BRAD PITT DISCUSSES HIS ROLE AS PRODUCER FOR A MIGHTY HEART - by Jan Stuart

When "A Mighty Heart" opens on June 22nd, it will mark Brad Pitt's sixth credit as a producer on a feature-length film. Based on Mariane Pearl's account of the brutal Pakistan murder of her husband, Wall Street Journal reporter/bureau chief Daniel Pearl, the much-anticipated drama stars Pitt's wife Anjelina Jolie and Dan Futterman as the two married journalists.

Pitt, the 43-year-old star of this week's number one grosser, "Ocean's Thirteen," has already racked up a fairly impressive producer's score card, with the Oscar-winning "The Departed" and Sundance Grand Jury prize-winning doc "God Grew Tired of Us" under his belt. Pitt also had a hand in "Running with Scissors," which overcame dim notices to notch an Oscar nomination for Annette Bening, and Mike White's quirky indie dramedy, "Year of the Dog," which opened in April to generally favorable reviews.

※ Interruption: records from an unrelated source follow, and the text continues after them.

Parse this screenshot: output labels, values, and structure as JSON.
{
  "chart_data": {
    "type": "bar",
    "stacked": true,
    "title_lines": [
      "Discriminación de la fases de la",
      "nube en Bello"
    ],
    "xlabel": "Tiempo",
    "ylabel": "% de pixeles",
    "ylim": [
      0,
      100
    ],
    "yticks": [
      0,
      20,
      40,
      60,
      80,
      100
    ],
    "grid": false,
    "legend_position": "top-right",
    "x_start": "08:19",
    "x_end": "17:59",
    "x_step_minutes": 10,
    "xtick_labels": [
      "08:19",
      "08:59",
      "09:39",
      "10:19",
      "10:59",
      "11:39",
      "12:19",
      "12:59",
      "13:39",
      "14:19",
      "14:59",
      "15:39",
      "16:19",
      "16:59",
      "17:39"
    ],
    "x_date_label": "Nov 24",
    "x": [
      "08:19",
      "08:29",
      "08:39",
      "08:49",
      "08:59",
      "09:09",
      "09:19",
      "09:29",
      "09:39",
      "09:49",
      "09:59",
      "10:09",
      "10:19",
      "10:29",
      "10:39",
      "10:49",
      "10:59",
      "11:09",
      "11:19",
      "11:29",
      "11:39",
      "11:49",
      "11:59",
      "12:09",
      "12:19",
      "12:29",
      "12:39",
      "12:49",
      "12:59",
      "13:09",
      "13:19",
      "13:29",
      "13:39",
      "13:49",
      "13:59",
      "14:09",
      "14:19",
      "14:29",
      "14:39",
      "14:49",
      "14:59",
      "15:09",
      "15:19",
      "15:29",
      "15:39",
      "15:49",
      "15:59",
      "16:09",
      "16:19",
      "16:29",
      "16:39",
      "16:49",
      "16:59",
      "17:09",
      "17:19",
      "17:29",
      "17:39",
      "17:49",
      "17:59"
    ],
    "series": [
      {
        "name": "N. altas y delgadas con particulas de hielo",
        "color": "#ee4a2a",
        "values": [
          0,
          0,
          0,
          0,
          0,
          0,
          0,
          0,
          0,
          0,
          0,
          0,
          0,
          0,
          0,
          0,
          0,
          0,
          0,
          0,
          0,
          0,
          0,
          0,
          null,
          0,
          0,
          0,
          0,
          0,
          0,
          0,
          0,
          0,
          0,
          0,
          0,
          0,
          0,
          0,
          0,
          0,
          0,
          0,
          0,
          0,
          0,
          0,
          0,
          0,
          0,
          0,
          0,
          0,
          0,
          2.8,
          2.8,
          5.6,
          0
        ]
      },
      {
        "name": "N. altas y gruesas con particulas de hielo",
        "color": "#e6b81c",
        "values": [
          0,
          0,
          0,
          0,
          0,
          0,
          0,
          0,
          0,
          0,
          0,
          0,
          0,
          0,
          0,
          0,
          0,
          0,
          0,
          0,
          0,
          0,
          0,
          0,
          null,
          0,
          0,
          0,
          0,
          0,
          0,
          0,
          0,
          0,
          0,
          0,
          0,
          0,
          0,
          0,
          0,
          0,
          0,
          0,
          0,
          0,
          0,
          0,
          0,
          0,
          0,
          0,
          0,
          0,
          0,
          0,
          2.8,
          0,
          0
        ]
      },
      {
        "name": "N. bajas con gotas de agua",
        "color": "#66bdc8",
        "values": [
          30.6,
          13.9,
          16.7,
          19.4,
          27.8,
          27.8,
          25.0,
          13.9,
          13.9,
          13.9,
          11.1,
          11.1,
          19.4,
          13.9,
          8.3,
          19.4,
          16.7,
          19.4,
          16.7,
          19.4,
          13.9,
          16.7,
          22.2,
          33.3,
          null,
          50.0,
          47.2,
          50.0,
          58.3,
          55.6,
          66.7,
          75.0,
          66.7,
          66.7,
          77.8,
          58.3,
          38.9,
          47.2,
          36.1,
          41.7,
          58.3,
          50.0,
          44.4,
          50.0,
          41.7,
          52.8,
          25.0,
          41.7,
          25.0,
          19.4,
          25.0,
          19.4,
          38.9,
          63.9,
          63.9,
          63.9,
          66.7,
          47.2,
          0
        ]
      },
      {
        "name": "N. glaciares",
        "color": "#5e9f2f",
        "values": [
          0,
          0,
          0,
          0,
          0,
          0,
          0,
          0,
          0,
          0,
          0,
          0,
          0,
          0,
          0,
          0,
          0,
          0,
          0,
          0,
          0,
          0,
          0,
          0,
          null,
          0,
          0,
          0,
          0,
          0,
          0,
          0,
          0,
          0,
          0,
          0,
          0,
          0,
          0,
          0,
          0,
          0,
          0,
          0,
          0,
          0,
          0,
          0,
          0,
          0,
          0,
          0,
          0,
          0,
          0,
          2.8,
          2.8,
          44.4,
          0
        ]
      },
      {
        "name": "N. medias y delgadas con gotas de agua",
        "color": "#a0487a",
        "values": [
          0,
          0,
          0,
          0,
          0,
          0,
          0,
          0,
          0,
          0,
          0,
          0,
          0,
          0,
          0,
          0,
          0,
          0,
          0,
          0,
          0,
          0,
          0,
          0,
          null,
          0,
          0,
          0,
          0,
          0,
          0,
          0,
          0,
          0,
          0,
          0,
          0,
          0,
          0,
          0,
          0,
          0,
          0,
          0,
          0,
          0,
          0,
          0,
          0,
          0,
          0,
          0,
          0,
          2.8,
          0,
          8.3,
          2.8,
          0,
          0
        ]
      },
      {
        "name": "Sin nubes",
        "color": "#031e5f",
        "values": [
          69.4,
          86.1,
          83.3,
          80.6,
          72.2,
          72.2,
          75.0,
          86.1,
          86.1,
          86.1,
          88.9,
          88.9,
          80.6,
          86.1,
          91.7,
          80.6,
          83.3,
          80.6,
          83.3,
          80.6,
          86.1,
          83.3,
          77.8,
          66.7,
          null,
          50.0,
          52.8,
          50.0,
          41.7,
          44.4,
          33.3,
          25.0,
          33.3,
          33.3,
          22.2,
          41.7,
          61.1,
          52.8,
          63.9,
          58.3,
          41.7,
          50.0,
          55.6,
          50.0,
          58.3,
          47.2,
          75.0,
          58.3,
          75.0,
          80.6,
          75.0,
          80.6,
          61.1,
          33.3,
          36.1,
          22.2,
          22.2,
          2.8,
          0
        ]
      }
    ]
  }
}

"What I appreciate the most is getting to be part of a project that normally we wouldn't be right for," said Pitt before a gathering of press at last month's Cannes Film Festival, where the Michael Winterbottom film premiered to acclaim. "I was very taken with Mariane's story the moment it first appeared on CNN. Through the producting conduit, get to take part in these kind of films, see them to the end, find the right people, make sure things stay on the rails. It's a really interesting side to filmmaking itself. You don't have to be in front of the camera."

Pitt was emphatic in his choice of Winterbottom to helm the film. The eclectic British director is perhaps best known for "Welcome to Sarajevo," "24 Hour Party People" and "Tristram Shandy: A Cock and Bull Story." But it was "The Road to Guantanamo," his dramatization of a trio of British Muslims who were held in Guantanamo Bay prison for two years and then released without charged, that sealed the deal for "A Mighty Heart."

"We felt he was the best storyteller for 'A Mighty Heart.' He's a citizen of the world, he's focused on these issues. It was really going to achieve some kind of love story: it's done in flashbacks. To achieve that its got to be successfully created in whiffs and smells and instances.

"The moments that he did that in 'Guantanamo' that really spoke to me was when he focused on the boys in their normal habitas, their normal lives at a pizza parlor. We were able to understand who they were at home, without ever having to play it out or make any kind of grand punctuation.

"Another thing I appreciate about Michael's films is, he follows a life. He doesn't create the life, or set the life. It's a really raw approach to filmmaking that really applied itself to the journalistic nature of this film."

In addition to "A Mighty Heart," the actor-slash-mogul has at least eight other producing projects currently in various stages of genesis, including "Dirty Tricks," a Nixon administration drama that features Jim Broadbent as President Nixon, Sharon Stone as Pat Nixon, Meryl Streep as Martha Mitchell and Pitt as White House Counsel John Dean.